The pandemic proved you don’t need that expensive office space to get the job done — but something is missing. There are no more spontaneous conversations happening. No more office culture. No quick gather meetings to correct or brainstorm operational or customer issues. After spending some reflecting and using my experience to write my latest article, please take a read of my thoughts below….
How do you build human connection in a digital world?
That is required for definite to ensure your products and their process interactions are maintained to deliver your customer requirements regardless of change. In this new era of of the digital ‘normal’ customers reign. The future of selling is not just about hitting numbers, It’s about selling the value of your products and services to achieve customer success
But how do we make that success happen?
To make that success possible while ensuring predictable growth, your top talent must be secured, and recurring revenue models employed, and new opportunities explored. Equally as important, the right metrics need to be tracked to gauge success and ensure that customers are receiving true value.
But how do we take that into the digital world?
When we are selling our products and services but can’t conduct that face-to-face human connection, how can we make that work in the hybrid world, and support customers or demonstrate the latest issues or advancements in the market. Also, focus has shifted to long-term customer success, employee retention and pivoted to offer digital-first entry to products and services — but what does this mean for your sales metrics?
We need to start thinking about how to combine all customer engagement data and create customer relationship dashboards that show the full picture of success and value to the internal and external customer.
Combining both my reflection and experience…..
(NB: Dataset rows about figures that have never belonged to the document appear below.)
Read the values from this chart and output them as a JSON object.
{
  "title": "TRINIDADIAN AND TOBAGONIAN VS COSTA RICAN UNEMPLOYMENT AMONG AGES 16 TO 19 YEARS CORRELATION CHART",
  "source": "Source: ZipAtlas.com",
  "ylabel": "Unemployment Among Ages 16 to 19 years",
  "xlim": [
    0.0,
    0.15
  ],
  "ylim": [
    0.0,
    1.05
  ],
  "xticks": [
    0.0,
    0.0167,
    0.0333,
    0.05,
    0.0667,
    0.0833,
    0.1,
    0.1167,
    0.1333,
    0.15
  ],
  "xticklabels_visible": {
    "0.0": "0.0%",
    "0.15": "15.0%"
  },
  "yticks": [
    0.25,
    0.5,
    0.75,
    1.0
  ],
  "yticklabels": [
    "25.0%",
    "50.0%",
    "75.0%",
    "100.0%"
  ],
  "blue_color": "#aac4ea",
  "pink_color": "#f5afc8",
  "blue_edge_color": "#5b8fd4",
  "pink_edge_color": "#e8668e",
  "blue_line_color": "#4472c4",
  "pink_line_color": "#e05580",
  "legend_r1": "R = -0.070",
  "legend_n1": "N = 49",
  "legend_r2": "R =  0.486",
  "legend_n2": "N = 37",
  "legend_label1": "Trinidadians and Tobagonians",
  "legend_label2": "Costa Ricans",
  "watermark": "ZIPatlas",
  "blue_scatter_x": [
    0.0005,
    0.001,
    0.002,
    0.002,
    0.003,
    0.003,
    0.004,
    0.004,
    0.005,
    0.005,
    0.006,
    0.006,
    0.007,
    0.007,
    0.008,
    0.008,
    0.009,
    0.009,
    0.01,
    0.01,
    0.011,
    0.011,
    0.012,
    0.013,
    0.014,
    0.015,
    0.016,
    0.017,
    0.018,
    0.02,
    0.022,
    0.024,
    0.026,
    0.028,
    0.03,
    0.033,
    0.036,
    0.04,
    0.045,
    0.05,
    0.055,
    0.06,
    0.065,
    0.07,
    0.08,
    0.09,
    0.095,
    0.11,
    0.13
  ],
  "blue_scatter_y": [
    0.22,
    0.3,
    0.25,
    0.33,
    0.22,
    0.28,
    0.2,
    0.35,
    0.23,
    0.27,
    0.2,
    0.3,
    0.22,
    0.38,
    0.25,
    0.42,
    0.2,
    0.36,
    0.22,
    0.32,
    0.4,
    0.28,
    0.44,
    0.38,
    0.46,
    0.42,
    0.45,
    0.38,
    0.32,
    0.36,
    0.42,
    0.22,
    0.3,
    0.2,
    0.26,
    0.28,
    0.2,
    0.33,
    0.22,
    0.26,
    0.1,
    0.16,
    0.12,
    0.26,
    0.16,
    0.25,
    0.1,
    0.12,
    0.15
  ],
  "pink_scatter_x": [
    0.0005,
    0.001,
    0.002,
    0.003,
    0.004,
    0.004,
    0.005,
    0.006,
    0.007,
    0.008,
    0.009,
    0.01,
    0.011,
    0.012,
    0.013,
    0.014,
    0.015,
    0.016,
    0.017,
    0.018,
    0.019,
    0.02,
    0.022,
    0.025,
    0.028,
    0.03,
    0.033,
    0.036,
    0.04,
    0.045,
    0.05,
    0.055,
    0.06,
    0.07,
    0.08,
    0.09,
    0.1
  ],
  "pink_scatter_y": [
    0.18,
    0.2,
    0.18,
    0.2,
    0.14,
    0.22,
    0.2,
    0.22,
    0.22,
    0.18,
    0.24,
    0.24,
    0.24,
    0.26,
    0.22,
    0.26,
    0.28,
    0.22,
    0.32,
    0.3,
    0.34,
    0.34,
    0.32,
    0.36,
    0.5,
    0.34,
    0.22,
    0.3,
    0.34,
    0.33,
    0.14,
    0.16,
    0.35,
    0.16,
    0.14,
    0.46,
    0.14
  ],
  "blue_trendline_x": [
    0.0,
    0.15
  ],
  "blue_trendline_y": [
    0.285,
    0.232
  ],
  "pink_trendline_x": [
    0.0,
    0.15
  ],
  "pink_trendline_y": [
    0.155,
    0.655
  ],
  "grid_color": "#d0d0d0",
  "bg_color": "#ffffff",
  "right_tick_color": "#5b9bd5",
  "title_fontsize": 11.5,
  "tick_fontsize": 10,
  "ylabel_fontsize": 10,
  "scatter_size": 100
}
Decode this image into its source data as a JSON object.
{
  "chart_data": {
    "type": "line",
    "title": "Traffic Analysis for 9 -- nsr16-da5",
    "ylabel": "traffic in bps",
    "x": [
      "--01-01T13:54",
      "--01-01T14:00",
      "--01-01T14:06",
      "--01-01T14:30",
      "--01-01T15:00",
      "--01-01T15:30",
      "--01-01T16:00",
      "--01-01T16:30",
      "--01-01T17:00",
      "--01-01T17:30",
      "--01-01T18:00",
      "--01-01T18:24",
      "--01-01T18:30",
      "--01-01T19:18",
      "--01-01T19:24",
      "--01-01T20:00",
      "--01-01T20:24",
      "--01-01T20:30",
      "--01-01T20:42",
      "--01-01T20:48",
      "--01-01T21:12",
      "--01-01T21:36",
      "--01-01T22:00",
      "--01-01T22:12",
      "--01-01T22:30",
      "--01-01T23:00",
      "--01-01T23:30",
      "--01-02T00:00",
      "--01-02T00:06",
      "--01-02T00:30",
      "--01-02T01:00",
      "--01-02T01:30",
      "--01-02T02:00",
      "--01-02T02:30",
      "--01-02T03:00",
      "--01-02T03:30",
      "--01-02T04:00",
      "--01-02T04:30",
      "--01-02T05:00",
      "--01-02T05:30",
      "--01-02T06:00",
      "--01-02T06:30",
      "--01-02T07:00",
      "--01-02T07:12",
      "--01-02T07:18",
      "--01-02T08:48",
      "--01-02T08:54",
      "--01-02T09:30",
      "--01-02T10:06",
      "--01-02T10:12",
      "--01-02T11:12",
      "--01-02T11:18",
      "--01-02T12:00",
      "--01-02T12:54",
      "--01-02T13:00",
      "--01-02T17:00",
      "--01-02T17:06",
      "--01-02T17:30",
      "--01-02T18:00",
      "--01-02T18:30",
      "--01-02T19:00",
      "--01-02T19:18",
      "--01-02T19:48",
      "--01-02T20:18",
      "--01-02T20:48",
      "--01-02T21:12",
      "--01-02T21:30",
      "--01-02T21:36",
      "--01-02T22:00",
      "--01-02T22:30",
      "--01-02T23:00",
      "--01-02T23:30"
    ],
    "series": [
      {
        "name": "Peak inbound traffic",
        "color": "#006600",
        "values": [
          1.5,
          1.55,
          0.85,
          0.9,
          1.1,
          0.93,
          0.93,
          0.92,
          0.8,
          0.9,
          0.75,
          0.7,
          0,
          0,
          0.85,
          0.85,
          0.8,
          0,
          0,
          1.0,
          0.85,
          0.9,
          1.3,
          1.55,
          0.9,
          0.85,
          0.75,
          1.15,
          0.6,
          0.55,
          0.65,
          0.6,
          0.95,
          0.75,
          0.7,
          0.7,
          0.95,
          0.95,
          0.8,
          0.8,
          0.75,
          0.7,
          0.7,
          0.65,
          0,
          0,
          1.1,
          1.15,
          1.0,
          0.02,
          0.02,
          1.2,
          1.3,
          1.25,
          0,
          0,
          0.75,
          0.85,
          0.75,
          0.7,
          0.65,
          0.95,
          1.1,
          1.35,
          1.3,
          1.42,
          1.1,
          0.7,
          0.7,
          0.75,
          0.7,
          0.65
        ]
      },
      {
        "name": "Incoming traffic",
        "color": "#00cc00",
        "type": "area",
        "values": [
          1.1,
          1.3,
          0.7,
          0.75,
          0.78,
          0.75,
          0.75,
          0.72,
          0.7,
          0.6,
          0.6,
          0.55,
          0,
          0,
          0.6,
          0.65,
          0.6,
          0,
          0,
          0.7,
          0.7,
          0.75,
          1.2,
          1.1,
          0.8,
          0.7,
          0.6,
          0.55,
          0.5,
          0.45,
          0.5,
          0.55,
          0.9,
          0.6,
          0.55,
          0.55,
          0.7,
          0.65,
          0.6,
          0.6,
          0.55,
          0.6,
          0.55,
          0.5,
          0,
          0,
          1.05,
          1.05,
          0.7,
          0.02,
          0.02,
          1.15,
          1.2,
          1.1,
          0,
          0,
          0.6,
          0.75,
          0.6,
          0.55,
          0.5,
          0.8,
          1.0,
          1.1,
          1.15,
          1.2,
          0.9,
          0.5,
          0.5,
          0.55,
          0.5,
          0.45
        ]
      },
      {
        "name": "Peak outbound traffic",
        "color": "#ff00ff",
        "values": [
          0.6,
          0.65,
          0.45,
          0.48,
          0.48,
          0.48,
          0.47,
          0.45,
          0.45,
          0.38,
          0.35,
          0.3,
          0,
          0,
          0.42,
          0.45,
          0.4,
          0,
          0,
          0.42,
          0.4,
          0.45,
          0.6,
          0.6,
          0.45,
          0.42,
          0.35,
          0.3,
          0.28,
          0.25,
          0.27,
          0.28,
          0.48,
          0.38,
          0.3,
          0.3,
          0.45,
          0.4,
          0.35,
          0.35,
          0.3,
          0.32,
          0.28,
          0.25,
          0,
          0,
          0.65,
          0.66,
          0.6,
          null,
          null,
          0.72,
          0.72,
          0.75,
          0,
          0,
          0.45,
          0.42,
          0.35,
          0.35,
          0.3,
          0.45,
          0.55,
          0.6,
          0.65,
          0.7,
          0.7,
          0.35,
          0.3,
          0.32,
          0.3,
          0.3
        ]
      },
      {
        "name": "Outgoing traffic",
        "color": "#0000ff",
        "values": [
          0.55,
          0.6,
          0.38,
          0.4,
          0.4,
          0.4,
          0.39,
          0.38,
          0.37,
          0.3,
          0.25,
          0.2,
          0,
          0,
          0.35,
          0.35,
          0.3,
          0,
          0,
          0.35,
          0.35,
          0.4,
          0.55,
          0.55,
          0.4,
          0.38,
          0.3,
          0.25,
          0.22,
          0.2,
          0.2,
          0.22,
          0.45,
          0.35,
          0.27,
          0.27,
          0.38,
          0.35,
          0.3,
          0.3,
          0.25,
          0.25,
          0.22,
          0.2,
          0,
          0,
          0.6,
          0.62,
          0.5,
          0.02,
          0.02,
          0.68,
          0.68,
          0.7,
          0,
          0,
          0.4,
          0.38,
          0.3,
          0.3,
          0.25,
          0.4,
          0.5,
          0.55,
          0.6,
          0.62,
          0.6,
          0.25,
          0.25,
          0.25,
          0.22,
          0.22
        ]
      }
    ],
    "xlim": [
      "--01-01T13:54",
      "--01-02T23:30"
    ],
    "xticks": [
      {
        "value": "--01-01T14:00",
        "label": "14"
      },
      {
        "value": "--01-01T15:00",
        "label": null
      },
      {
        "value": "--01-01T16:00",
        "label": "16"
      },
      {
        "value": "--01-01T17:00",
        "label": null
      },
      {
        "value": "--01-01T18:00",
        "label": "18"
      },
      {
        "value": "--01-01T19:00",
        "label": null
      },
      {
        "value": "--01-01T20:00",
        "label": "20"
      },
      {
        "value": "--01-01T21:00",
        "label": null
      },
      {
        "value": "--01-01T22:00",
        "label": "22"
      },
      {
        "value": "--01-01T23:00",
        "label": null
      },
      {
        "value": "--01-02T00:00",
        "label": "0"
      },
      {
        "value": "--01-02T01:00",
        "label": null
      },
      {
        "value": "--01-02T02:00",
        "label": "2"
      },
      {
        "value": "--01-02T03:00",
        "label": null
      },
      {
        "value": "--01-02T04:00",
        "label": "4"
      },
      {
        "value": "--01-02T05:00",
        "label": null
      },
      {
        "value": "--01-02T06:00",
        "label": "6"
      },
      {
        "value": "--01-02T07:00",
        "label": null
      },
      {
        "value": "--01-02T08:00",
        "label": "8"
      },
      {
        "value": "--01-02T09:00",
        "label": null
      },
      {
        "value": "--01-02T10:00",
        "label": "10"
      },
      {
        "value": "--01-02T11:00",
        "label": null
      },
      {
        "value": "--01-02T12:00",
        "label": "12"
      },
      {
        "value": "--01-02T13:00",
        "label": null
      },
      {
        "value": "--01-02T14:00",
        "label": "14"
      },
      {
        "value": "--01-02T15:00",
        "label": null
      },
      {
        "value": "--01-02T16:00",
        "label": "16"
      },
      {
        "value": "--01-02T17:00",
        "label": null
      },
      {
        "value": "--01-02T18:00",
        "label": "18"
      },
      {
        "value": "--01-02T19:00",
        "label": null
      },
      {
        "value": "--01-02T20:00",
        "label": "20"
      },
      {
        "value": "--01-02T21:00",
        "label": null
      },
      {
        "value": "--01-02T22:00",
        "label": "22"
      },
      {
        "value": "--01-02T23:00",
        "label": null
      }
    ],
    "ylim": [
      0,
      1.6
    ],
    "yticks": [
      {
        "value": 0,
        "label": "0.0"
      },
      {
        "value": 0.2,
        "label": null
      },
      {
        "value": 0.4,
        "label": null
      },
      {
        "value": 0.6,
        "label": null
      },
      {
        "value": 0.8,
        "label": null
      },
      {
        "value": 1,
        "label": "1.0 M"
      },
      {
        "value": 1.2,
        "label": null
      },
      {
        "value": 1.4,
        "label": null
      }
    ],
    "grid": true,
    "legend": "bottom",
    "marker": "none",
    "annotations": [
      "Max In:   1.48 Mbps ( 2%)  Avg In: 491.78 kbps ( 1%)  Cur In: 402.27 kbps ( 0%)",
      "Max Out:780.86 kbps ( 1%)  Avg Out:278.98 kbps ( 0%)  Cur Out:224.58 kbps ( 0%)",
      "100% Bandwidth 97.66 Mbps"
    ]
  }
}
At the maturing stage of my career, I have had to embrace and invest in technology like never before. Also, I made a business core value promise that I needed t to work closer than ever with our customers, to assure of our business continuity and supply as well as support and navigate through these ever changing and demanding times.
My five key takeaways from this period are;
1. Returning and recurring revenue.
What is it? Working closer than ever before to ensure return business is fluid and revenue is recurring.
Why does it matter? Firstly, recurring revenue is easily managed digitally, which aligns with the shift to widespread digital adoption of both buyers and sellers. Secondly, it attracts buyers with lower-cost, incremental spend, smooth transactions. Lastly, it generates predictable revenue for sellers — and makes accurate budgeting and sales forecasting easier.
2. Customer value
What is it? Instead of prioritising one-off transactional sales, customer value accounts for all likely customer purchases from a single company based on past purchase behaviour.
Why does it matter? For sellers, the appeal of maximising customer value is business resilience, fuelled by steady revenue. While prospecting and one-off sales will never go away, a bottom line dependent on the consistent purchase behaviour of loyal customers means predictable revenue and more accurate forecasting.
3. Customer retention/churn
What is it? Customer retention is the percentage of customers that remain active buyers customer churn is the opposite — the rate at which customers stop doing business with you. Both can be used to track the length of a customer’s relationship with a company.
Why does it matter? Given the fresh emphasis on customer value, customer retention is absolutely key. This replaces transactional customer satisfaction with a renewed focus on long-term relationship-building. As noted above, long term value, that builds working partnerships and allows for predictable growth and business resilience.
4. Early warning signs
What is it? Make sure that you are monitoring and measuring your customer service levels, interactions and order patterns. These measures identify changes in customer purchase patterns that may indicate waning interest in your products or services – a danger to predictable revenue.
Why does it matter? To maximise customer value, businesses must be laser focused on customer success. While measures like customer satisfaction can trigger reactive efforts to repair damaged relationships, early warning signs are proactive, allowing businesses to meet the requirements and expectations of customers before mounting frustration leads to churn.
5. Employee retention/churn
What is it? Much like customer retention, employee retention is paired with churn to gauge staff tenure. Some companies combine this with employee value, though that’s much harder to gauge as employees can unpredictably change roles or job functions nowadays.
Why does it matter? Top talent is very hard to find. With virtual teams struggling to stay engaged without in-person collaboration, it’s also hard to keep talent on board. Also, every successful business is in the market to recruit the best available talent, so attracting top talent is harder than ever before..
Along with my 5 key points made and all the technological advances which have certainly helped us through this testing time, selling value through the ‘human connection’ can never be under estimated.
At Polyblend, our aim has always been to focus on relationship-building to create long-term working partnerships with customers. We have adapted this further with advancements in the new digital age and our customers, who are now more considered than ever before.
So, what changes have you made your ways of working to maintain selling value to your customers?